Niemowlęta płci żeńskiej mają, zdaniem badaczy, większą łatwość koncentrowania się na innych. Od pierwszych godzin życia okazują wyraźniejsze zainteresowanie porozumiewaniem się. Dziewczynki w wieku przedszkolnym bardziej niż chłopcy lubią mówić i słuchać, w swoich zabawach zagarniają dla siebie dużo mniej przestrzeni niż koledzy, żywo witają nowe dzieci w grupie, pamiętają imiona swoich rówieśników.

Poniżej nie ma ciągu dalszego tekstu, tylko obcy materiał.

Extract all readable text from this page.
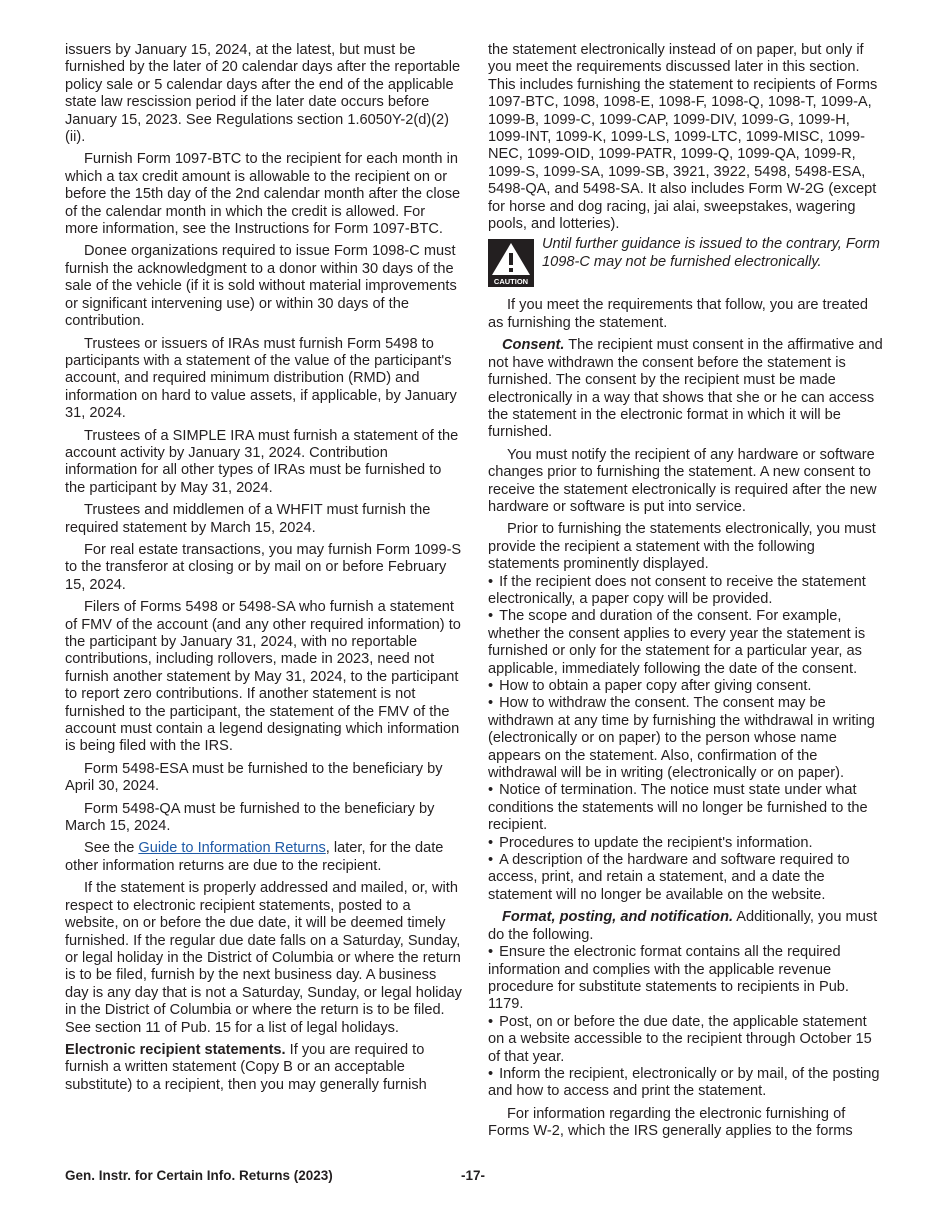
issuers by January 15, 2024, at the latest, but must be furnished by the later of 20 calendar days after the reportable policy sale or 5 calendar days after the end of the applicable state law rescission period if the later date occurs before January 15, 2023. See Regulations section 1.6050Y-2(d)(2)(ii).

Furnish Form 1097-BTC to the recipient for each month in which a tax credit amount is allowable to the recipient on or before the 15th day of the 2nd calendar month after the close of the calendar month in which the credit is allowed. For more information, see the Instructions for Form 1097-BTC.

Donee organizations required to issue Form 1098-C must furnish the acknowledgment to a donor within 30 days of the sale of the vehicle (if it is sold without material improvements or significant intervening use) or within 30 days of the contribution.

Trustees or issuers of IRAs must furnish Form 5498 to participants with a statement of the value of the participant's account, and required minimum distribution (RMD) and information on hard to value assets, if applicable, by January 31, 2024.

Trustees of a SIMPLE IRA must furnish a statement of the account activity by January 31, 2024. Contribution information for all other types of IRAs must be furnished to the participant by May 31, 2024.

Trustees and middlemen of a WHFIT must furnish the required statement by March 15, 2024.

For real estate transactions, you may furnish Form 1099-S to the transferor at closing or by mail on or before February 15, 2024.

Filers of Forms 5498 or 5498-SA who furnish a statement of FMV of the account (and any other required information) to the participant by January 31, 2024, with no reportable contributions, including rollovers, made in 2023, need not furnish another statement by May 31, 2024, to the participant to report zero contributions. If another statement is not furnished to the participant, the statement of the FMV of the account must contain a legend designating which information is being filed with the IRS.

Form 5498-ESA must be furnished to the beneficiary by April 30, 2024.

Form 5498-QA must be furnished to the beneficiary by March 15, 2024.

See the Guide to Information Returns, later, for the date other information returns are due to the recipient.

If the statement is properly addressed and mailed, or, with respect to electronic recipient statements, posted to a website, on or before the due date, it will be deemed timely furnished. If the regular due date falls on a Saturday, Sunday, or legal holiday in the District of Columbia or where the return is to be filed, furnish by the next business day. A business day is any day that is not a Saturday, Sunday, or legal holiday in the District of Columbia or where the return is to be filed. See section 11 of Pub. 15 for a list of legal holidays.

Electronic recipient statements. If you are required to furnish a written statement (Copy B or an acceptable substitute) to a recipient, then you may generally furnish

the statement electronically instead of on paper, but only if you meet the requirements discussed later in this section. This includes furnishing the statement to recipients of Forms 1097-BTC, 1098, 1098-E, 1098-F, 1098-Q, 1098-T, 1099-A, 1099-B, 1099-C, 1099-CAP, 1099-DIV, 1099-G, 1099-H, 1099-INT, 1099-K, 1099-LS, 1099-LTC, 1099-MISC, 1099-NEC, 1099-OID, 1099-PATR, 1099-Q, 1099-QA, 1099-R, 1099-S, 1099-SA, 1099-SB, 3921, 3922, 5498, 5498-ESA, 5498-QA, and 5498-SA. It also includes Form W-2G (except for horse and dog racing, jai alai, sweepstakes, wagering pools, and lotteries).

CAUTION
Until further guidance is issued to the contrary, Form 1098-C may not be furnished electronically.

If you meet the requirements that follow, you are treated as furnishing the statement.

Consent. The recipient must consent in the affirmative and not have withdrawn the consent before the statement is furnished. The consent by the recipient must be made electronically in a way that shows that she or he can access the statement in the electronic format in which it will be furnished.

You must notify the recipient of any hardware or software changes prior to furnishing the statement. A new consent to receive the statement electronically is required after the new hardware or software is put into service.

Prior to furnishing the statements electronically, you must provide the recipient a statement with the following statements prominently displayed.

• If the recipient does not consent to receive the statement electronically, a paper copy will be provided.

• The scope and duration of the consent. For example, whether the consent applies to every year the statement is furnished or only for the statement for a particular year, as applicable, immediately following the date of the consent.

• How to obtain a paper copy after giving consent.

• How to withdraw the consent. The consent may be withdrawn at any time by furnishing the withdrawal in writing (electronically or on paper) to the person whose name appears on the statement. Also, confirmation of the withdrawal will be in writing (electronically or on paper).

• Notice of termination. The notice must state under what conditions the statements will no longer be furnished to the recipient.

• Procedures to update the recipient's information.

• A description of the hardware and software required to access, print, and retain a statement, and a date the statement will no longer be available on the website.

Format, posting, and notification. Additionally, you must do the following.

• Ensure the electronic format contains all the required information and complies with the applicable revenue procedure for substitute statements to recipients in Pub. 1179.

• Post, on or before the due date, the applicable statement on a website accessible to the recipient through October 15 of that year.

• Inform the recipient, electronically or by mail, of the posting and how to access and print the statement.

For information regarding the electronic furnishing of Forms W-2, which the IRS generally applies to the forms

Gen. Instr. for Certain Info. Returns (2023)	-17-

Chłopcy już od pieluszek bywają mniej komunikatywni. Kiedy zaczynają chodzić, są ekspansywni i bardziej oddalają się od matki, ich mowa rozwija się później, są bardziej zainteresowani zabawami wymagającymi aktywności oraz konstruowaniem. Odnoszą się obojętnie do nowych dzieci, a pamiętają jedynie imiona swoich przyjaciół.
... czy kultura?
Wszystko pasuje jak ulał do stereotypu kobiety i mężczyzny w naszej kulturze. Jak jednak tłumaczyć wyjątki - agresywne, nastawione na aktywność dziewczynki oraz łagodnych chłopców? Można uznać, że są to "ofiary" błędów w rozwoju prenatalnym. Ale co w takim razie zrobić z opisami kultur innych niż nasze, w których kobiety bywały władczyniami, wojowniczkami czy kapłankami, sprawującymi z powodzeniem funkcje uważane przez nas za typowo męskie?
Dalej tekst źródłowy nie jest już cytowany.